Sure, for our most popular instances in our most popular data centers, we could get a pretty solid prediction and leverage RI’s to some degree.  But for the handful of our largest instance types, it was too sketchy to commit to 12 months without the same commitment from the customer.  With Supergiant, the growth of our nodes became much more predictable, and thus, we could fully commit.  

Just this aspect alone drove our costs 40% lower and was the biggest impact to our bottom line.

Even without the tremendous benefit of finally being able to fully utilize RI’s, the Supergiant packing algorithm allowed us to use fewer resources overall.  Since the dawn of computing, requiring peak usage capacity has been the bane of corporate IT bottom lines.  

This pain is especially acute for our customers, and, by extension, for just about all users of Elasticsearch, a technology with adequately diverse use cases where some users may have intensive search operations.  Others might have intensive indexing operations.  Still others may have both, although in most cases, it’s one or the other.  Search performance may slow to a crawl during index operations, so customers would need to over-provision.  (This led to the aforementioned call from the AWS rep about our optimization levels.)

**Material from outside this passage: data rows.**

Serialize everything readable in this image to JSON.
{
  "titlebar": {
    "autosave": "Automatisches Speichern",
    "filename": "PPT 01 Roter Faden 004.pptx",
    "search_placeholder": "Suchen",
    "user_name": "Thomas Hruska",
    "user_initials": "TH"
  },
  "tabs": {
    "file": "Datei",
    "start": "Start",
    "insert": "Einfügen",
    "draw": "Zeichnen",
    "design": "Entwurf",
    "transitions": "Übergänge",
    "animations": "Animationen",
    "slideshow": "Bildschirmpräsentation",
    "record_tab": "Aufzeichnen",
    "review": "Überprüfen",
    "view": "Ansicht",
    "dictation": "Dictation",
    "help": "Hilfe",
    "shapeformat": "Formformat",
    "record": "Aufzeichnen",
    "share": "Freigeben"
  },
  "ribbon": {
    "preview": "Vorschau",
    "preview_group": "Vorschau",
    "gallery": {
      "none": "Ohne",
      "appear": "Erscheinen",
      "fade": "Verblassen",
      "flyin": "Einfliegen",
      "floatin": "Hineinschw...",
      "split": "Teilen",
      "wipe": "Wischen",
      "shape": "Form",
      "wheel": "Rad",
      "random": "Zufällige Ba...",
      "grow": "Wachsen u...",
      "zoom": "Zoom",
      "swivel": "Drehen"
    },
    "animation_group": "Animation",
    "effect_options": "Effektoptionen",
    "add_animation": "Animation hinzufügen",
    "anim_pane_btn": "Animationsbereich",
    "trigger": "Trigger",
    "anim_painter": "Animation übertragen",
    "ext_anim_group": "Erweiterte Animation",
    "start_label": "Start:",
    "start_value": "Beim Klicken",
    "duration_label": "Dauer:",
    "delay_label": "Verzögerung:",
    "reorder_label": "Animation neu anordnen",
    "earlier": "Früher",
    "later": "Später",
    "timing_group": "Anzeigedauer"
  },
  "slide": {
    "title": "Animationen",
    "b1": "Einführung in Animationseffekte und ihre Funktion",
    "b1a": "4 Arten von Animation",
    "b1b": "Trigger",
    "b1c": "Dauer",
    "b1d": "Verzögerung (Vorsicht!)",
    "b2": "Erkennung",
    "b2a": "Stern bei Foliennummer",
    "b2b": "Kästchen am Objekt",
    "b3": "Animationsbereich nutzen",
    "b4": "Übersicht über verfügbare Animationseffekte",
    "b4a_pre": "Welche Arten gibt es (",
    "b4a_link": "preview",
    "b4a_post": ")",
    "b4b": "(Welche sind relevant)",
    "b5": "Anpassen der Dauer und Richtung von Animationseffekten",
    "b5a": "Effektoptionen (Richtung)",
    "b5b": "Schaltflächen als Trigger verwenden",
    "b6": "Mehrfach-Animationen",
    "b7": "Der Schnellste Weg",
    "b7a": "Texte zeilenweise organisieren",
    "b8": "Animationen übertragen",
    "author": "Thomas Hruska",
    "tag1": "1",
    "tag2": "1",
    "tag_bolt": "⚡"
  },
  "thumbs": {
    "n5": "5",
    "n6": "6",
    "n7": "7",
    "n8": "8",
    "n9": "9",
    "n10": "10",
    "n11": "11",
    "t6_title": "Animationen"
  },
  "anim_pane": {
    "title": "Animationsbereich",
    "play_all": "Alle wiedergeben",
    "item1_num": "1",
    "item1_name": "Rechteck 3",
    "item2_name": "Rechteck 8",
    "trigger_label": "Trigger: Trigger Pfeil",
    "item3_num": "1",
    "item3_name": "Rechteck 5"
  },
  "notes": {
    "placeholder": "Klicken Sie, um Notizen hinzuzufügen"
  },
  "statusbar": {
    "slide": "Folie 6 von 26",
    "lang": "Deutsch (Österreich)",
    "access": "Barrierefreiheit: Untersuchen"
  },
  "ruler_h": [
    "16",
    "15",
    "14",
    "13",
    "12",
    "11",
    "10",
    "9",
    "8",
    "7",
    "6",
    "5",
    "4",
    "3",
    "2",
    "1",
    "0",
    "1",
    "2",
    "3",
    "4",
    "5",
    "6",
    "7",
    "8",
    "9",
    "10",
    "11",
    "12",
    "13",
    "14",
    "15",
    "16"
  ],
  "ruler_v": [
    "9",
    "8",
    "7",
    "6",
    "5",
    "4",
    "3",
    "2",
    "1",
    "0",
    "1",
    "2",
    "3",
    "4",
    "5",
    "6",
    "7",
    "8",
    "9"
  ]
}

Yet, conversely, if we had support tickets from customers complaining of low performance, it was almost always due to an under-sized cluster that they kept under-sized to save money.  

We abstracted indexing operations to the unused compute resources of our Kubernetes cluster.  The result was more stability and fewer support tickets.  The bonus was performance that blew out the direct-VM model.  

Based on feedback from customers, they also told us that Supergiant blew away the performance of the aforementioned competition.

To summarize how we lopped 50% off of our infrastructure bill:

The Supergiant packing algorithm resulted in 25% lower compute-hour usage without sacrificing performance or stability.

Enhanced predictability for the remaining nodes in the cluster enabled us to fully leverage AWS Reserved Instances, resulting in a 40% savings.

Side benefits include enhanced stability, better indexing performance, and better automatic recovery/failover, resulting in fewer support tickets overall.

We invite you to try Supergiant.
 It now belongs to the community.


When our dev team told me that with just six more weeks of polish, they could turn our planned Private Hosted Elasticsearch into a full-on data center management system, I gave the green light without hesitation.  

Supergiant is now available on Github, freely downloadable, and usable under an Apache 2 license.  For now, Supergiant works for Amazon Web Services.  We have Google Cloud, Rackspace, and Openstack on the road map.